Es un hecho lamentable que cada día son más los niños que transitan por la primera infancia sin suficiente estimulación. Más allá de los cuidados básicos, desde que llega al mundo, el ser humano necesita del vínculo de afecto a través del cual se van entrenando todos sus procesos psicológicos. No se nace inteligente, no se nace con competencias emocionales y habilidades sociales. Mucho depende de tener unos padres implicados afectivamente, que al dar amor y seguridad a su bebé, ya están iniciando la estimulación requerida. Durante el primer año de vida el vínculo de apego con la madre y el padre, marca la capacidad de relacionarse con otros que luego se tendrá a lo largo de la vida.
Uno de los tantos beneficios que ofrece la lactancia materna es que facilita el contacto físico y directo de la madre y su bebé. Es un momento ideal para mirarlo a los ojos, conversarle, sonreírle, cantarle, comunicarse de todos los modos posibles e ir conociéndolo. El niño también se comunica, hace contacto visual, se ríe, emite diferentes sonidos que son su forma de lenguaje. Y disfruta inmensamente esa relación. Una madre implicada afectivamente con su bebé conoce sus expresiones, sabe qué quiere decir un quejido o un llanto en diferentes circunstancias. Puede resultar asombroso para otras personas esta capacidad de descifrar las necesidades del niño. Es la magia que emana de un vínculo biológico que se hace más potente cuando hacemos uso de la esencia social que nos distingue como especie.

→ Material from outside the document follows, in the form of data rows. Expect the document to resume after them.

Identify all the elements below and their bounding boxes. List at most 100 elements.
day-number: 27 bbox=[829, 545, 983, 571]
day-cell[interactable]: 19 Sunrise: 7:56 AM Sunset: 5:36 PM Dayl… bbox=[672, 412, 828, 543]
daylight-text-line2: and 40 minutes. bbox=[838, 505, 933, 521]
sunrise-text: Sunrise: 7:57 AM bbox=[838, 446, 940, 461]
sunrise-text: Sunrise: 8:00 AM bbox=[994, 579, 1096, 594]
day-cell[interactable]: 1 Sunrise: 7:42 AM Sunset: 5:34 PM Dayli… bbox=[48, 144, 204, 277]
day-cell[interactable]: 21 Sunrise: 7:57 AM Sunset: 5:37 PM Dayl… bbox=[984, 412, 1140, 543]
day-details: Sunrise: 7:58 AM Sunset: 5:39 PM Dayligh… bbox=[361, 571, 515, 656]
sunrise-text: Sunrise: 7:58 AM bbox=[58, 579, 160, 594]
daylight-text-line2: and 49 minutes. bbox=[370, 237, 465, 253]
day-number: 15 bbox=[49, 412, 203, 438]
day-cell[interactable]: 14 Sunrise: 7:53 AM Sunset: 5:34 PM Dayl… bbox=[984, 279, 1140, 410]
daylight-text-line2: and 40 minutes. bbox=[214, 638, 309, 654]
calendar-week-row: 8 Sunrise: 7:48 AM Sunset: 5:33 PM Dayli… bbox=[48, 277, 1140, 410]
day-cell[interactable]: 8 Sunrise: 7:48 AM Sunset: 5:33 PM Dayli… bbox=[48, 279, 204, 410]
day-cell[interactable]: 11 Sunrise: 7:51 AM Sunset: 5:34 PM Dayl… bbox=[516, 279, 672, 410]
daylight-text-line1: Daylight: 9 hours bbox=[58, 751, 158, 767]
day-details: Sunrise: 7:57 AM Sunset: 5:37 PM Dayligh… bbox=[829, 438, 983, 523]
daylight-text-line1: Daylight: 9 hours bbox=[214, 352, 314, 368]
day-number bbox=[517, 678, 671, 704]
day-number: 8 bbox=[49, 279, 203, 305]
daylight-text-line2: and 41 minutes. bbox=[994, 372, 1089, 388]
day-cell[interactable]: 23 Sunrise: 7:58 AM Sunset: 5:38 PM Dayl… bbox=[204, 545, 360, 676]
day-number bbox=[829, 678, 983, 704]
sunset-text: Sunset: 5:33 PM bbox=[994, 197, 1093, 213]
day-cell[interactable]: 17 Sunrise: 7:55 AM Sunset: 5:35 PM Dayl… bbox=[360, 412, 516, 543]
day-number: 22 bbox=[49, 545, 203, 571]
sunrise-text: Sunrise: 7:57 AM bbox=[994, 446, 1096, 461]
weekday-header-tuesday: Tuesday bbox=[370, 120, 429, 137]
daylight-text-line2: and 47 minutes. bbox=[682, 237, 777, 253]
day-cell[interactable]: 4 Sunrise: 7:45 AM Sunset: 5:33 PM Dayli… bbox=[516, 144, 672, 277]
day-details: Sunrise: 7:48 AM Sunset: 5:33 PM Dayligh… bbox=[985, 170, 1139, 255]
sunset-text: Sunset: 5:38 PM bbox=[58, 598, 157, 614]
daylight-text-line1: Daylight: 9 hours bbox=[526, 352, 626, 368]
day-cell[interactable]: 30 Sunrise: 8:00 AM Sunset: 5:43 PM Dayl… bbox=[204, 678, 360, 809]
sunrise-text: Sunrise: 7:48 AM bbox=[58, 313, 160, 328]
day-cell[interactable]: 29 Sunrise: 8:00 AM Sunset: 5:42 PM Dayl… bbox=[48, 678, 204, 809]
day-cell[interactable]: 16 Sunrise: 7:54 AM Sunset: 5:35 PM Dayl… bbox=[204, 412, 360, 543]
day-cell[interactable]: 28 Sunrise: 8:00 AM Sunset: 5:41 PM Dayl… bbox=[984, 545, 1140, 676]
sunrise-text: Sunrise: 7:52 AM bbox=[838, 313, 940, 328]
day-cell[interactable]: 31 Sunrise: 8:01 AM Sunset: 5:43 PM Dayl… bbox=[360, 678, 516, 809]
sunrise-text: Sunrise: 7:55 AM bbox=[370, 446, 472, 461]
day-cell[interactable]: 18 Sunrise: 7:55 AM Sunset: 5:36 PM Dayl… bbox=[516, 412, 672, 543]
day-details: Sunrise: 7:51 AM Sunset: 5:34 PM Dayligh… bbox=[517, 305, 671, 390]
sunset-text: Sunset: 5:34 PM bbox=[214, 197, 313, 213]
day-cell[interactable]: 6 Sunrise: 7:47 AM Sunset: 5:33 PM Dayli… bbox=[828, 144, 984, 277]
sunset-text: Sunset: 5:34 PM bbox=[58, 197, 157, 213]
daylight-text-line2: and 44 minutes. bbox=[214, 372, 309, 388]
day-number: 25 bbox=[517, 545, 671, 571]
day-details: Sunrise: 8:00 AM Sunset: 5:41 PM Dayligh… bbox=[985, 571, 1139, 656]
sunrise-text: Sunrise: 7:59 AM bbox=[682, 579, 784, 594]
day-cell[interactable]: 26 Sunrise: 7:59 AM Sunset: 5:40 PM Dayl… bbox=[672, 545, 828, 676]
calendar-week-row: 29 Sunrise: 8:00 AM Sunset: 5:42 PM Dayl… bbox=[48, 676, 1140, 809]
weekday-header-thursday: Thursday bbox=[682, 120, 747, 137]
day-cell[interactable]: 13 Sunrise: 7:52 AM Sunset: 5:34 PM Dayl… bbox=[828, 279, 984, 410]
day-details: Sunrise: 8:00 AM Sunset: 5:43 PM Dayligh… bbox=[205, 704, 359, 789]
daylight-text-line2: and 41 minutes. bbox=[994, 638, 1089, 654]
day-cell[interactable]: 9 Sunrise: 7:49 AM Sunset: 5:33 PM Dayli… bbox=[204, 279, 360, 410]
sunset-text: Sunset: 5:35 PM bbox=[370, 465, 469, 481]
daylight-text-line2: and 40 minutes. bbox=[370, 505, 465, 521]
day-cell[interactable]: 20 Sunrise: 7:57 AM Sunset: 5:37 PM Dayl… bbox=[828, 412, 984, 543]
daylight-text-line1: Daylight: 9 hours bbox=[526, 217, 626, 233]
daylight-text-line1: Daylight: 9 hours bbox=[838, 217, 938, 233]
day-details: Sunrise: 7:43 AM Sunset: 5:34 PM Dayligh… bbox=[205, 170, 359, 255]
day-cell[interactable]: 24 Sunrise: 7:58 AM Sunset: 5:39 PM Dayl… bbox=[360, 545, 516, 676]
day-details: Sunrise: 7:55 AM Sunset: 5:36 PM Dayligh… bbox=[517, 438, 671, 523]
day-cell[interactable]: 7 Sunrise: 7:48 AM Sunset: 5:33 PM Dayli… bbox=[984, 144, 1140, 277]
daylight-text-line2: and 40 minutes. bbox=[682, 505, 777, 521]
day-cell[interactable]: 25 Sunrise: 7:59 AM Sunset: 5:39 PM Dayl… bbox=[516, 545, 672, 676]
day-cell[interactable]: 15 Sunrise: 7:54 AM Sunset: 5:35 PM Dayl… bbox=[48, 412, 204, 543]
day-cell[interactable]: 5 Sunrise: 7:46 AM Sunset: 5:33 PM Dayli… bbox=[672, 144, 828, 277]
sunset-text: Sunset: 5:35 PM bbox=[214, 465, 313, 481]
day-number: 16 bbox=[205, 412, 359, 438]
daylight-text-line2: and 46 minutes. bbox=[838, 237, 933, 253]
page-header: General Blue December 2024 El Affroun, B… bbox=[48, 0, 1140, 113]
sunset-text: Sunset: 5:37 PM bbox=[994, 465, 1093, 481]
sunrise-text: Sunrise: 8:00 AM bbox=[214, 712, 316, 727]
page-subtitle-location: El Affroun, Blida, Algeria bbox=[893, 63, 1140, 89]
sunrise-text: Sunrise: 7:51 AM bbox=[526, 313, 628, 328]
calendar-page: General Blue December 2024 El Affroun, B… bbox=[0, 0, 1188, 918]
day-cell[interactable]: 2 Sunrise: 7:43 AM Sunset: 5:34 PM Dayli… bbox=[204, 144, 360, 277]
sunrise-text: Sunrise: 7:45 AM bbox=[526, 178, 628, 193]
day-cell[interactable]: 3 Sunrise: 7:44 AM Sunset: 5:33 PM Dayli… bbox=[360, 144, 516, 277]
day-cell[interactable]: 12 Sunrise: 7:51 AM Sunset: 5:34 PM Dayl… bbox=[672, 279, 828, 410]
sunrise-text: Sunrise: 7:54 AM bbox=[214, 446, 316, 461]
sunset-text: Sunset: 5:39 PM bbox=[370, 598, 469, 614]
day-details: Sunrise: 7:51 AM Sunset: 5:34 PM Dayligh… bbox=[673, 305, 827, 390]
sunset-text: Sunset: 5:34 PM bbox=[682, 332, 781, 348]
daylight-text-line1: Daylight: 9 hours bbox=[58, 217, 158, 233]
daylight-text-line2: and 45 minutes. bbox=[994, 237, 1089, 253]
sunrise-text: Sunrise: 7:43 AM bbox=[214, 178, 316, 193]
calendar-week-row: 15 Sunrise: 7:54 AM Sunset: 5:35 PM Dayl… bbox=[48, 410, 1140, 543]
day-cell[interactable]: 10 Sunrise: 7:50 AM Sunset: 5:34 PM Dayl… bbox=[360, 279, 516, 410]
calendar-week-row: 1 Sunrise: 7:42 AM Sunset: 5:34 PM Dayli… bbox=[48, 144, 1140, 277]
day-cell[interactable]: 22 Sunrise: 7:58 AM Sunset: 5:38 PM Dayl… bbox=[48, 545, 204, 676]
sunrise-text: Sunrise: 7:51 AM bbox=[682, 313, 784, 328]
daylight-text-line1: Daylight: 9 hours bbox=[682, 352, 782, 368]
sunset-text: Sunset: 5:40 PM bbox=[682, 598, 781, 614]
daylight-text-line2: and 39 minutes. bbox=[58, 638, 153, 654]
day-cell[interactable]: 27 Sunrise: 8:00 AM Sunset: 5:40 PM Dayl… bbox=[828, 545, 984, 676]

Pero para que esto suceda existen algunas condiciones. Una de ellas es la propia capacidad de vínculo que tengan esos padres, lo cual se deriva de su historia personal y se remonta hasta su primera infancia. Otra muy importante es la necesidad que los llevó a convertirse en padres. No debe ser simplemente porque la edad fértil se acaba, porque existen presiones familiares o porque sentimos que es lo que toca para tener completo un proyecto de vida. No fluye esa magia de la que hablamos si el bebé llega sin haber sido el resultado de un verdadero y auténtico deseo de tener un hijo. Estar listos para eso no es solamente tener los recursos y condiciones materiales, es sobre todo la preparación psicológica. No es “jugar a las casitas”; se trata quizás del acto de mayor responsabilidad de nuestras vidas adultas y hay que tener conciencia de ello. Porque de ese primer paso, dependerá mucho el bienestar psicológico de ese niño y también de sus propios padres.